In the extrusion die itself, a guide tube or the like for guiding the reinforcing yarn into the extrusion passage is not provided so as to pass through the entire circumference of the extrusion passage between the opening in the extrusion passage of the supply passage and the outlet of the extrusion passage. It is possible to guide the reinforcing yarn supplied from the supply passage into the extrusion passage so as to be embedded in a predetermined position within the thickness of the molten resin by the configuration in which the embedded protrusion is formed to project. Moreover, it does not substantially obstruct the flow of the molten resin in the extrusion passage.
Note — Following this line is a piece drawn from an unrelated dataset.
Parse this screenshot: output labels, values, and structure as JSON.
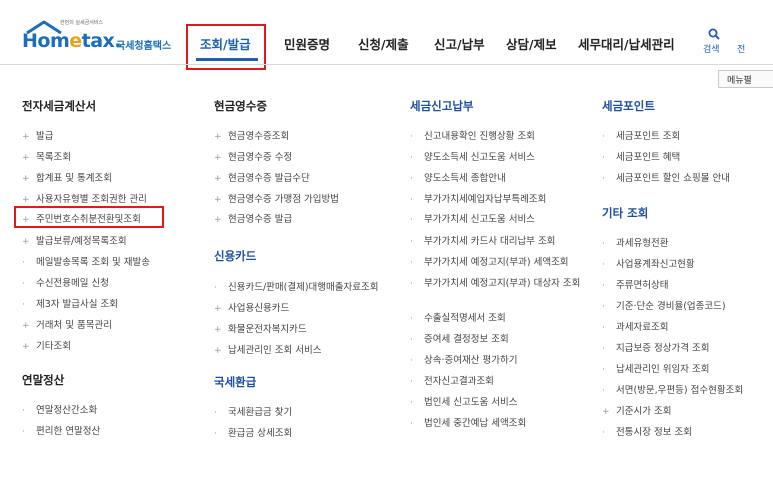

Therefore, the structure for embedding the reinforcing yarn at a predetermined position is extremely simple, and even if the number of the reinforcing yarns increases, only the reinforcing yarns are exposed in the molten resin flowing in the extrusion passage. As the number of reinforcing pipes increases with the number of reinforcing yarns, there is no problem that the tip of the guiding pipe decreases the flow area of the passage and further hinders the flow of the molten resin. Regardless of the number of reinforcing yarns, it is possible to mold a synthetic resin pipe in which the reinforcing yarns are constantly embedded at a predetermined position within the thickness of the molten resin with a stable resin pressure.
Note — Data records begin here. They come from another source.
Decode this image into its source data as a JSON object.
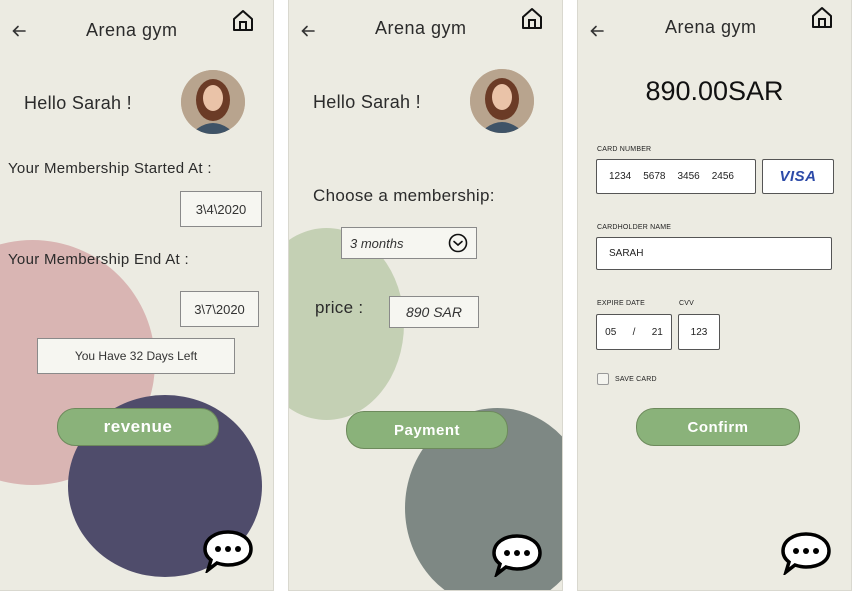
{
  "app": {
    "title": "Arena gym"
  },
  "screen1": {
    "greeting": "Hello Sarah !",
    "start_label": "Your Membership Started At :",
    "start_date": "3\\4\\2020",
    "end_label": "Your Membership End At :",
    "end_date": "3\\7\\2020",
    "days_left": "You Have 32 Days Left",
    "revenue_button": "revenue"
  },
  "screen2": {
    "greeting": "Hello Sarah !",
    "choose_label": "Choose a membership:",
    "membership_selected": "3 months",
    "price_label": "price :",
    "price_value": "890 SAR",
    "payment_button": "Payment"
  },
  "screen3": {
    "amount": "890.00SAR",
    "card_number_label": "CARD NUMBER",
    "card_number_groups": [
      "1234",
      "5678",
      "3456",
      "2456"
    ],
    "card_brand": "VISA",
    "cardholder_label": "CARDHOLDER NAME",
    "cardholder_value": "SARAH",
    "expire_label": "EXPIRE DATE",
    "expire_month": "05",
    "expire_sep": "/",
    "expire_year": "21",
    "cvv_label": "CVV",
    "cvv_value": "123",
    "save_card_label": "SAVE CARD",
    "confirm_button": "Confirm"
  },
  "colors": {
    "screen_bg": "#ecebe2",
    "button_green": "#8ab27a",
    "deco_pink": "#d9b5b3",
    "deco_navy": "#4f4c6b",
    "deco_sage": "#c4d0b4",
    "deco_slate": "#7e8884",
    "visa_blue": "#2c4aa8"
  },
  "icons": [
    "back-arrow-icon",
    "home-icon",
    "chat-bubble-icon",
    "chevron-down-circle-icon",
    "checkbox-icon"
  ]
}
The supply passage for guiding the reinforcing yarn into the molten resin is provided so as to communicate with the internal extrusion passage from the circumferential direction of the extrusion die provided at the exit side of the extruder, and since it is substantially short, It is possible to confirm the supply state of the reinforcing yarn together with the molding state of the molten resin in which the reinforcing yarn extruded from the extrusion mold is embedded, and it is also possible to discover when the reinforcing yarn is cut during molding. Fast and extremely easy to maintain.

Since the device of the present invention has a structure in which only the extrusion die of the extruder is improved, only a part of the existing extruder, that is, the extrusion die can be easily modified and configured, and the device design and manufacturing cost are reduced. It can be reduced and the existing device can be effectively used.

[Brief description of drawings]

FIG. 1 is a partially cutaway front view showing an embodiment of a reinforced yarn embedding molding apparatus for a synthetic resin pipe according to the present invention, FIG. 2 is an enlarged cross-sectional view of an essential part of FIG. 1, and FIG. 3 is FIG. FIG. 4 is a cross-sectional view taken along line XX of FIG. 4, and FIG. A ... Molten resin, B ... Reinforcing yarn 1 ... Extruder, 3 ... Synthetic resin tube 12 ... Extrusion mold, 13 ... Extrusion passage 21 ... Supply passage, 22 ... Embedded protrusion 23 ... Supply passage

Claims (1)

[Claims] 1. An extruder equipped with an extrusion die having an extrusion passage through which a tubular molten resin is extruded, the winding machine pulling the molten resin extruded from the extruder, and the extruder. And a cooling machine that is installed between the winder and cools and cures the pulled tubular molten resin, and supplies the reinforcing yarn inside the molten resin that flows in the extrusion passage of the extrusion die together with the molten resin. In a molding device for a synthetic resin pipe in which reinforcing fibers are integrally embedded along the axial direction by extrusion, in a peripheral direction of the extrusion die, a supply for reinforcing yarn communication is provided by communicating with an internal extrusion passage. An embedding protuberance that pierces a passage and regulates the embedding depth of the reinforcing yarn along the entire circumference of the extruding passage between the downstream side of the opening in the extruding passage of the supply passage and the outlet of the extruding passage. Of the extrusion die in the circumferential direction near the extruder. Reinforcing yarns embedded molding apparatus of the synthetic resin tube characterized in that a supply unit for supplying the reinforcing yarns to the supply passage.